THE COVE (US, Louie Psihoyos)
This perfectly plotted documentary about the secret slaughter of dolphins in a Japanese community carries just the right combination of outrage, tension and beauty. It is a political film. It is a nature movie. It is a great story about heroes (the activists who sneak in to the heavily fortified cove in order to film the killings) and villains (the smarmy government officials who cover it up).
DISTRICT 9 (South Africa/New Zealand, Neill Blomkamp)

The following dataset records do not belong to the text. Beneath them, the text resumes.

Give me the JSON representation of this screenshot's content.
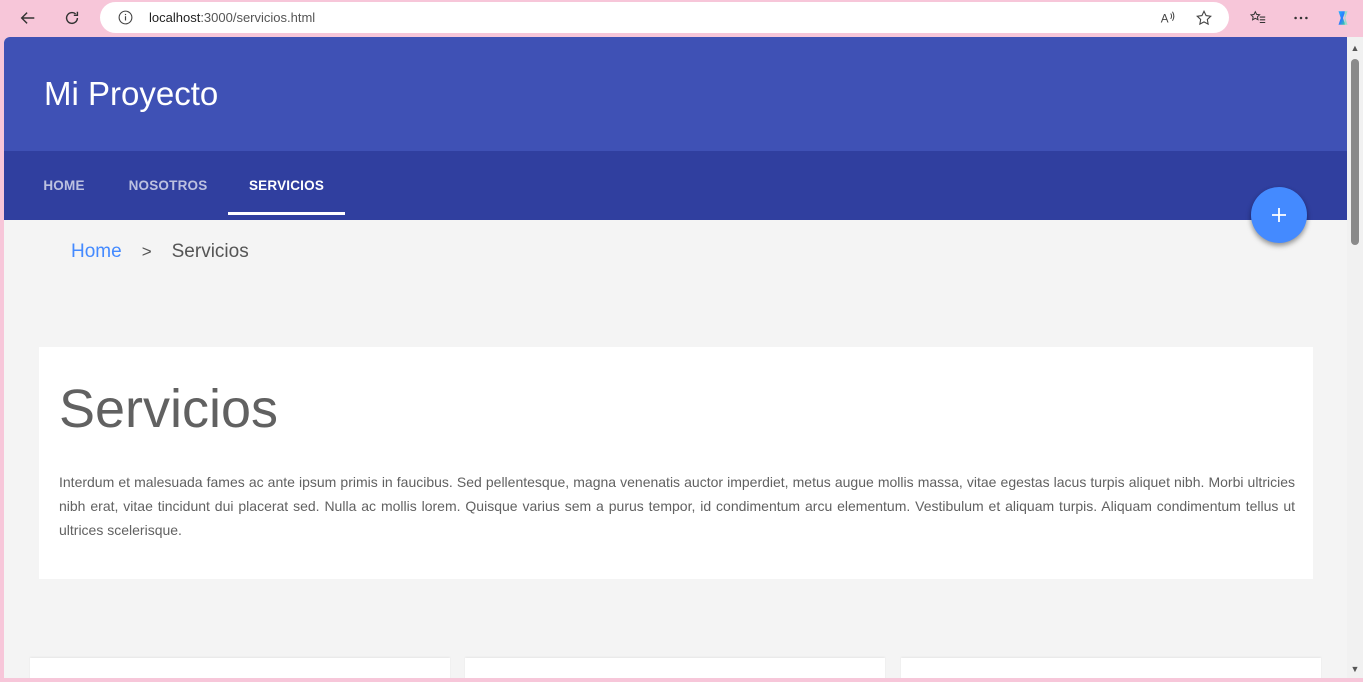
{
  "browser": {
    "url_host": "localhost",
    "url_rest": ":3000/servicios.html",
    "icons": [
      "back-icon",
      "refresh-icon",
      "info-icon",
      "read-aloud-icon",
      "favorite-star-icon",
      "favorites-list-icon",
      "more-icon",
      "copilot-icon"
    ]
  },
  "site": {
    "title": "Mi Proyecto"
  },
  "nav": {
    "tabs": [
      {
        "label": "HOME",
        "active": false
      },
      {
        "label": "NOSOTROS",
        "active": false
      },
      {
        "label": "SERVICIOS",
        "active": true
      }
    ]
  },
  "fab": {
    "label": "+"
  },
  "breadcrumb": {
    "home": "Home",
    "separator": ">",
    "current": "Servicios"
  },
  "content": {
    "heading": "Servicios",
    "paragraph": "Interdum et malesuada fames ac ante ipsum primis in faucibus. Sed pellentesque, magna venenatis auctor imperdiet, metus augue mollis massa, vitae egestas lacus turpis aliquet nibh. Morbi ultricies nibh erat, vitae tincidunt dui placerat sed. Nulla ac mollis lorem. Quisque varius sem a purus tempor, id condimentum arcu elementum. Vestibulum et aliquam turpis. Aliquam condimentum tellus ut ultrices scelerisque."
  },
  "colors": {
    "primary": "#3f51b5",
    "primary_dark": "#303f9f",
    "accent": "#448aff",
    "background": "#f4f4f4",
    "chrome": "#f7c6d9"
  }
}
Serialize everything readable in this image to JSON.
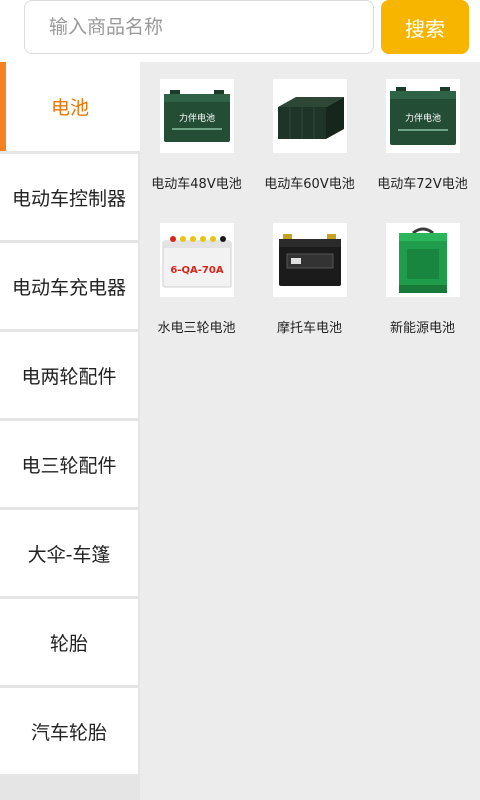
{
  "search": {
    "placeholder": "输入商品名称",
    "button_label": "搜索"
  },
  "colors": {
    "accent": "#f7b500",
    "active_text": "#e8760b",
    "indicator": "#f5821f"
  },
  "sidebar": {
    "active_index": 0,
    "items": [
      {
        "label": "电池"
      },
      {
        "label": "电动车控制器"
      },
      {
        "label": "电动车充电器"
      },
      {
        "label": "电两轮配件"
      },
      {
        "label": "电三轮配件"
      },
      {
        "label": "大伞-车篷"
      },
      {
        "label": "轮胎"
      },
      {
        "label": "汽车轮胎"
      }
    ]
  },
  "products": [
    {
      "name": "电动车48V电池",
      "image": "green-battery-icon",
      "badge": "力伴电池"
    },
    {
      "name": "电动车60V电池",
      "image": "battery-pack-icon"
    },
    {
      "name": "电动车72V电池",
      "image": "green-battery-icon",
      "badge": "力伴电池"
    },
    {
      "name": "水电三轮电池",
      "image": "white-battery-icon",
      "badge": "6-QA-70A"
    },
    {
      "name": "摩托车电池",
      "image": "motorcycle-battery-icon"
    },
    {
      "name": "新能源电池",
      "image": "green-box-battery-icon"
    }
  ]
}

Every once in a while, you go to a cinema and see a movie so exciting and new that you leave feeling like you just discovered something big. District 9 is such a movie. Although the script is formulaic at its core and the film owes its sheen to Peter Jackson's money, it was still a huge surprise, introducing us two at least two great talents: Blomkamp and first-time actor Sharlto Copley.
INGLOURIOUS BASTERDS (US/Germany, Quentin Tarantino)

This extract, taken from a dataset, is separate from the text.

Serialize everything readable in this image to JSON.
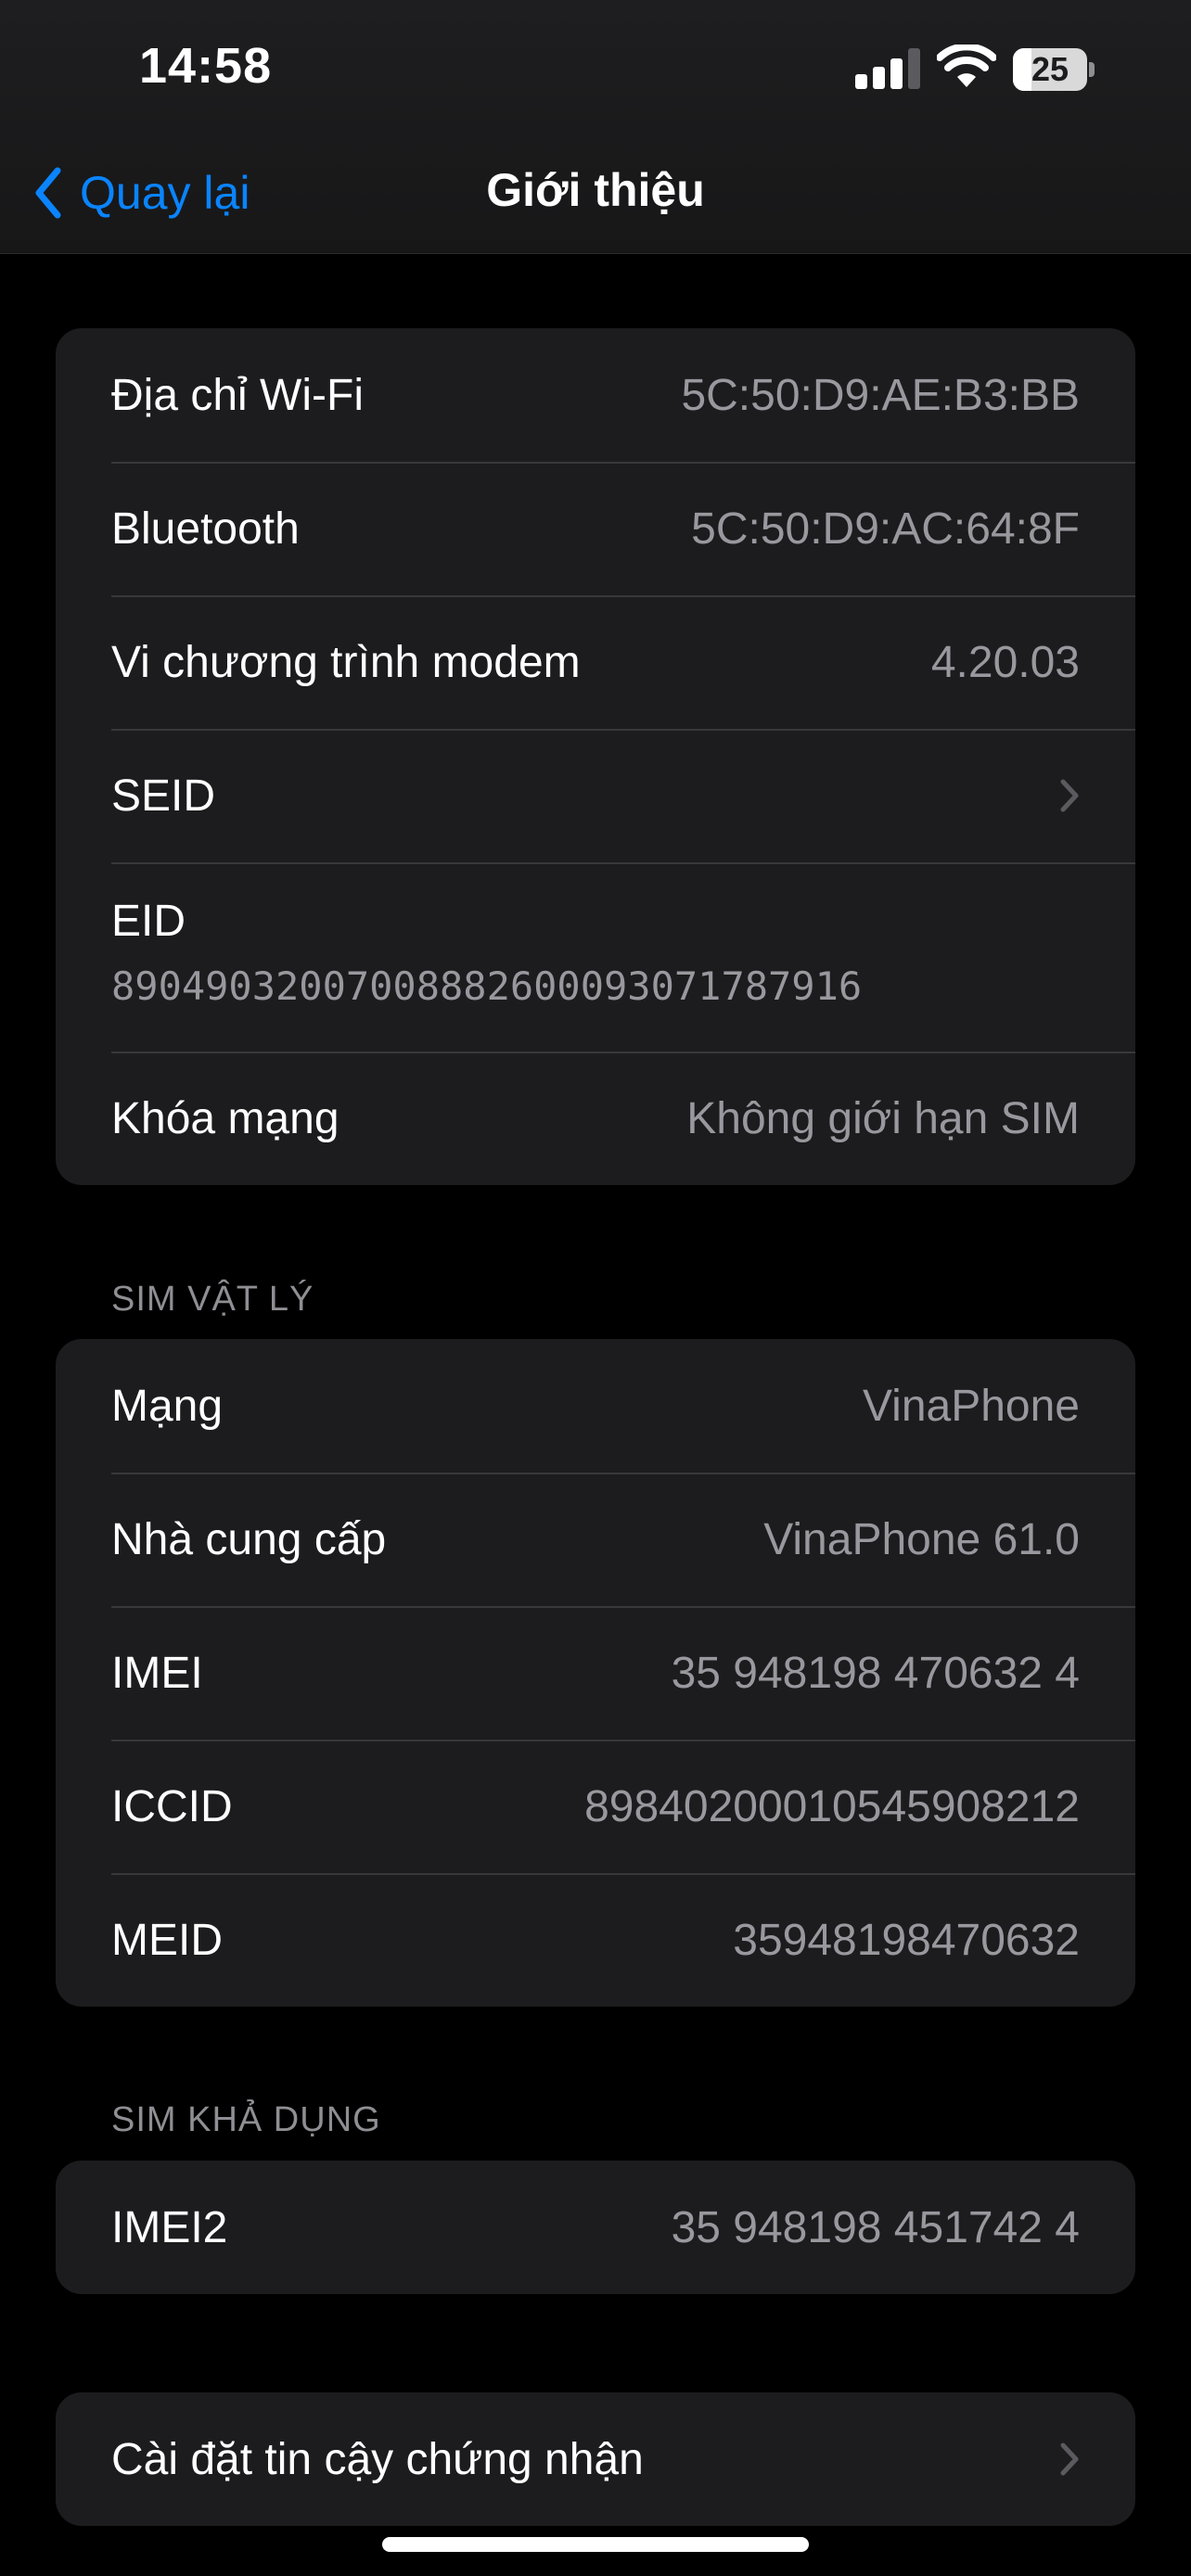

Though I've never exactly hated Tarantino's work, I also never thought I would list any of his films among my ten favorites of any year. But in departing from his usual riffs on '70s exploitation trash from America and Japan and going deeper into the past, the writer/director matures in both his storytelling and his visual style. Cast and cinematography are perfect.
BRONSON (UK, Nicolas Winding Refn)
This blackly comic portrait of Michael "Charles Bronson" Peterson, a colorful character whose brief life outside bars as a small-time crook paled in comparison to the legend he made for himself as Britain's most violent prisoner, is brought to life not only by Refn's wild directorial stylizations, but by star Tom Hardy's no-holds-barred performance. A great find.
THE WHITE RIBBON (Germany/Austria, Michael Haneke)
Writer/director Haneke always makes unsettling films, but his latest, a period piece shot in gorgeous black and white and set in a small German village in 1913, reveals an increasing subtlety in his work, even as he depicts the cruelties of - and to - a group of children whose haunted faces remind you that they are the ones who will make possible the later dominance of the Third Reich.